The long light lay upon the tranquil waters, and, as a mirror might, the river gave it back a hundred-fold, sending stray gleams into the rushes at the bend in the stream, long arrows of impalpable silver into the far shadows upon the shore, and a transfiguring radiance to Edith's face.
A Rainbow
Where the marsh swerved aside to wait until the river passed, the sunlight took a tall, purple-plumed iris, the reflection of the turquoise sky in a shallow pool, a bit of iridescence from a dragon-fly's wing, the shimmering green of blown grasses and a gleam of rising mist to make a fairy-like rainbow that, upon the instant, disappeared.
"Oh!" said Edith. "Did you see?"
"See what, dearest?"
"The rainbow--just for a moment, over the marsh?"
"No, I didn't. Do you expect me to hunt for rainbows while I may look into your face?"
The faint colour came to her cheeks, then receded. "Better go on," she suggested, "if we're to get where we're going before dark."

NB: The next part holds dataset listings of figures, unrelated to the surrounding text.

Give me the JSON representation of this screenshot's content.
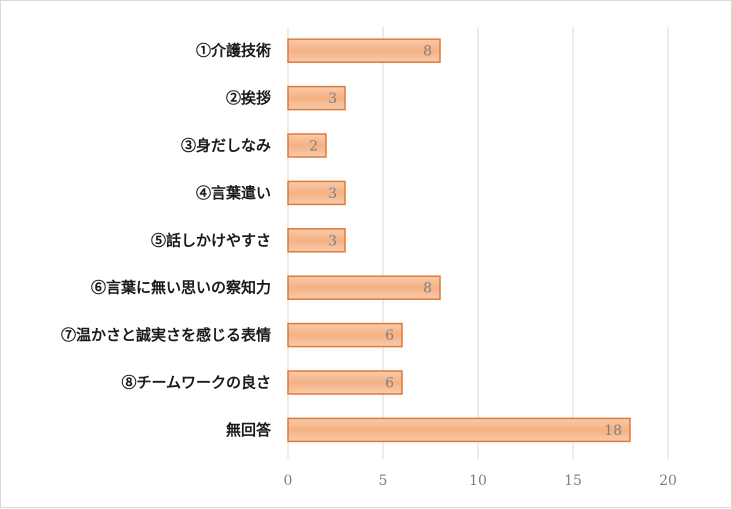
{
  "chart_data": {
    "type": "bar",
    "orientation": "horizontal",
    "categories": [
      "①介護技術",
      "②挨拶",
      "③身だしなみ",
      "④言葉遣い",
      "⑤話しかけやすさ",
      "⑥言葉に無い思いの察知力",
      "⑦温かさと誠実さを感じる表情",
      "⑧チームワークの良さ",
      "無回答"
    ],
    "values": [
      8,
      3,
      2,
      3,
      3,
      8,
      6,
      6,
      18
    ],
    "xlim": [
      0,
      20
    ],
    "xticks": [
      0,
      5,
      10,
      15,
      20
    ],
    "grid": "vertical",
    "bar_fill_top": "#f8cbad",
    "bar_fill_mid": "#f4b183",
    "bar_stroke": "#e07a38",
    "data_labels": true
  }
}
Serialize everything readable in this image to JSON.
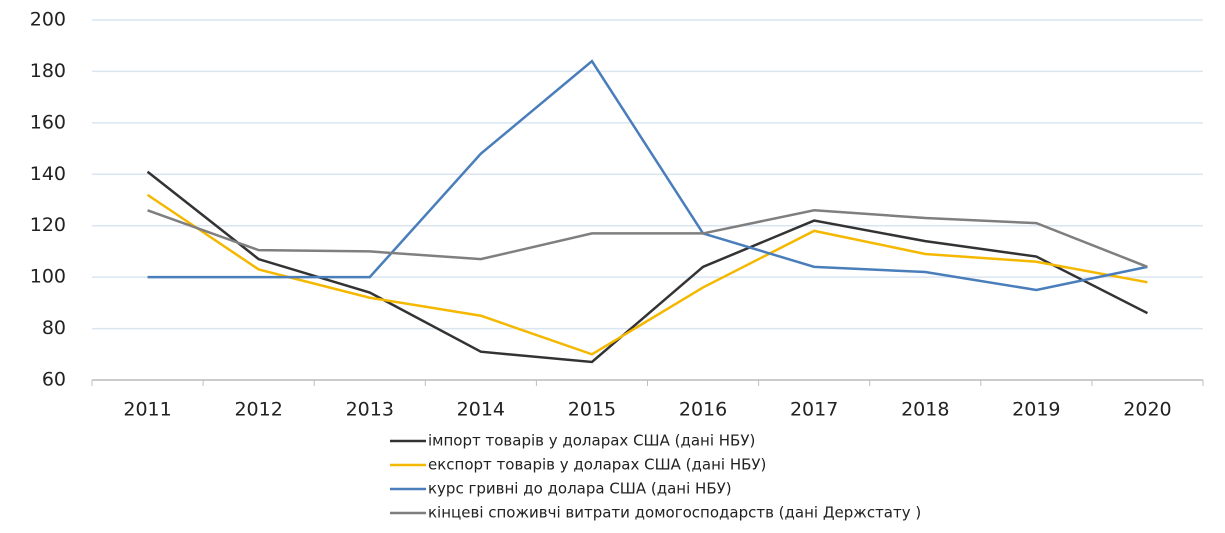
{
  "chart_data": {
    "type": "line",
    "categories": [
      "2011",
      "2012",
      "2013",
      "2014",
      "2015",
      "2016",
      "2017",
      "2018",
      "2019",
      "2020"
    ],
    "series": [
      {
        "name": "імпорт товарів у доларах США (дані НБУ)",
        "color": "#333333",
        "values": [
          141,
          107,
          94,
          71,
          67,
          104,
          122,
          114,
          108,
          86
        ]
      },
      {
        "name": "експорт товарів у доларах США (дані НБУ)",
        "color": "#f5b800",
        "values": [
          132,
          103,
          92,
          85,
          70,
          96,
          118,
          109,
          106,
          98
        ]
      },
      {
        "name": "курс гривні до долара США (дані НБУ)",
        "color": "#4a7ebb",
        "values": [
          100,
          100,
          100,
          148,
          184,
          117,
          104,
          102,
          95,
          104
        ]
      },
      {
        "name": "кінцеві споживчі витрати домогосподарств (дані Держстату )",
        "color": "#7f7f7f",
        "values": [
          126,
          110.5,
          110,
          107,
          117,
          117,
          126,
          123,
          121,
          104
        ]
      }
    ],
    "ylim": [
      60,
      200
    ],
    "yticks": [
      60,
      80,
      100,
      120,
      140,
      160,
      180,
      200
    ],
    "grid": true,
    "legend": "bottom"
  }
}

The oars murmured in the water, then rain dripped from the shining blades. The strong muscles of his body moved in perfect unison as the boat swept out into the sunset glow. Deeper and more exquisite with every passing moment, the light lay lovingly upon the stream, bearing fairy freight of colour and gold to the living waters that sang and crooned and dreamed from hills to sea.

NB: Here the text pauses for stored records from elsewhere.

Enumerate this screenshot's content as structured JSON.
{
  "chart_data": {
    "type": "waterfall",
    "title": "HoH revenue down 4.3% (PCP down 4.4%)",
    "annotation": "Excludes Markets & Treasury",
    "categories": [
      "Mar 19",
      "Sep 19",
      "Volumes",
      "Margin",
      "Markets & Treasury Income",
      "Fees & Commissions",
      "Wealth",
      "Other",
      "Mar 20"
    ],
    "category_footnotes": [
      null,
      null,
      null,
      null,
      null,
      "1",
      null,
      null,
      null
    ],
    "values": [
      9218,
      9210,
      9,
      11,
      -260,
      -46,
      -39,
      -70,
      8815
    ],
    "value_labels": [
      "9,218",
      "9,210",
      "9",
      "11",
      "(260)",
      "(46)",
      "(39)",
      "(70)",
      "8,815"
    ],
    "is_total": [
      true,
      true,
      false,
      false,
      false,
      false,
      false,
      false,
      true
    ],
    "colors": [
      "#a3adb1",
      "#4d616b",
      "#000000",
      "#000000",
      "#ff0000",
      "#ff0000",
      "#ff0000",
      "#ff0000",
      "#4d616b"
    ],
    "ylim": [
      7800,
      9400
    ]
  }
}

"It doesn't seem," she said, "as though it were the last time. With earth so beautiful, how can people be miserable?"
A Perfect Spring Day
"Very easily," he responded. The expression of his face changed ever so little, and lines appeared around his mouth.
"I remember," Edith went on, "the day my mother died. It was a perfect day late in the Spring, when everything on earth seemed to exult in the joy of living. Outside, it was life incarnate, with violets and robins and apple blossoms and that ineffable sweetness that comes only then. Inside, she lay asleep, as pale and cold as marble. At first, I couldn't believe it. I went outside, then in again. One robin came to the tree outside her window and sang until my heart almost broke with the pain of it. And every time I've heard a robin since, it all comes back to me."